— Упыри, упыри. И это неплохо, — кивал Эмиель Регис, после непродолжительных колебаний решая смазать костяшки Феликса камфорным маслом. — Собственно, ежели нам вдруг приспичит посвятить будущее Искусству, вплотную занявшись цирковой карьерой, я, друг мой, уже подготовил название для нашего коронного номера: «Два дебила против мира и Удивительный, Невероятный Пес». Успех, подозреваю, гарантирован. А какой богатейший для карьерного роста и творческой самореализации диапазон! Словами не передать! Да, Дружок?
Дружок склонил голову набок, вытянул передние лапы; демонстрируя ребристое, в черных пятнах нёбо, сладко, одобрительно зевнул.
— Вот и все, — оставляя Феликса в покое, вернулся на койку Эмиель Регис Рогеллек Терзиефф-Годфрой.
Прощупал подушечками пальцев уже собственный фингал — к этому времени он должен был исчезнуть полностью.

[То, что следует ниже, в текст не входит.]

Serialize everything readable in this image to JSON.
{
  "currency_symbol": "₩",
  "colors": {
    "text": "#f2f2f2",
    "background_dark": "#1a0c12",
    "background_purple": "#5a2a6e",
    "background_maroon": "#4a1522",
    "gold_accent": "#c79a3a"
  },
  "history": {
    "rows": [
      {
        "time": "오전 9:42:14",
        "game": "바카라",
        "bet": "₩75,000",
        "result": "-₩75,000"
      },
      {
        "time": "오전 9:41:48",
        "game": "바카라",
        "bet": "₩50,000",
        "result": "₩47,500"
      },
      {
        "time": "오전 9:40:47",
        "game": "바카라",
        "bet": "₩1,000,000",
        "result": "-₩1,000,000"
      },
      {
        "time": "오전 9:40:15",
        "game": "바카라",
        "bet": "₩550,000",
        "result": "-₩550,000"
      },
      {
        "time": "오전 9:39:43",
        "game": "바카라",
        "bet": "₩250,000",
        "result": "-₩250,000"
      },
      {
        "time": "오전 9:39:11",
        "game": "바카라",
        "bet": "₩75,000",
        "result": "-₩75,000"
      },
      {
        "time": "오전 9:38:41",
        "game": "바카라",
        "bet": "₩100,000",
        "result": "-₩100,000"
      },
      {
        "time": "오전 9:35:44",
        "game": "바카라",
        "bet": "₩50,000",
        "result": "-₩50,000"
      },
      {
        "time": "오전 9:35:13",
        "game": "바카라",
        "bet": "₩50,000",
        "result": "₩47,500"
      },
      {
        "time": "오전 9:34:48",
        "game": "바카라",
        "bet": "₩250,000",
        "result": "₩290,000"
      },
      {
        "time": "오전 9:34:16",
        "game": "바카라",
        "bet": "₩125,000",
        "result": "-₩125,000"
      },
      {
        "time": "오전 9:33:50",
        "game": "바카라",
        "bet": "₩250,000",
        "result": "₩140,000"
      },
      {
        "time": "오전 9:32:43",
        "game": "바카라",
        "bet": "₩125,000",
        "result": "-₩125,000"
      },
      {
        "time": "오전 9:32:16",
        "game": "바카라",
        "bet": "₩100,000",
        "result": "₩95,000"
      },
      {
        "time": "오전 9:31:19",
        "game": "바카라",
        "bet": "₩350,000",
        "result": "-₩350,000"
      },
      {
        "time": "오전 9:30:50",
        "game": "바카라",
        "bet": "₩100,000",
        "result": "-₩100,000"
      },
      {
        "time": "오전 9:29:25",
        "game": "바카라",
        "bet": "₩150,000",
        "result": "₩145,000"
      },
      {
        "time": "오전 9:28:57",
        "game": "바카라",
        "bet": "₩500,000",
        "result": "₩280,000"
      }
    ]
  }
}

Однако не исчезал.
То ли хваленая регенерация опять в самый неподходящий момент дала сбой, то ли для того, чтобы вытряхнуть дерьмо из конкретно взятого престарелого вомпера-анализатора требовалась нечто большее, чем близкий катарсису, разрушительно-очистительный, столь же насыщенный, сколько и напыщенный мордобой. А, может быть, дело в том, что, самозабвенно колошматя по зеркалу, морду — собственную, разумеется, морду — от кривизны не спасешь.
Необходимо нечто большее.
Например, компот.
Но лучше — покой и сон.
— Думаю, пара часов на отдых у нас все-таки есть, — разглядывая уже свои разбитые, перетянутые темно-синими жгутами вен руки, выявил надежду философ, ментор, весёленько разукрашенный фингалами монстр. — Рекомендую поспать, Фил. День, мнится мне, будет долгим.
Других он все равно не помнил.
Стекла затянуло инеем. Похоже, ударил мороз.
Еще немного и от пепла ничего не останется. Еще немного и пепел превратится в лед.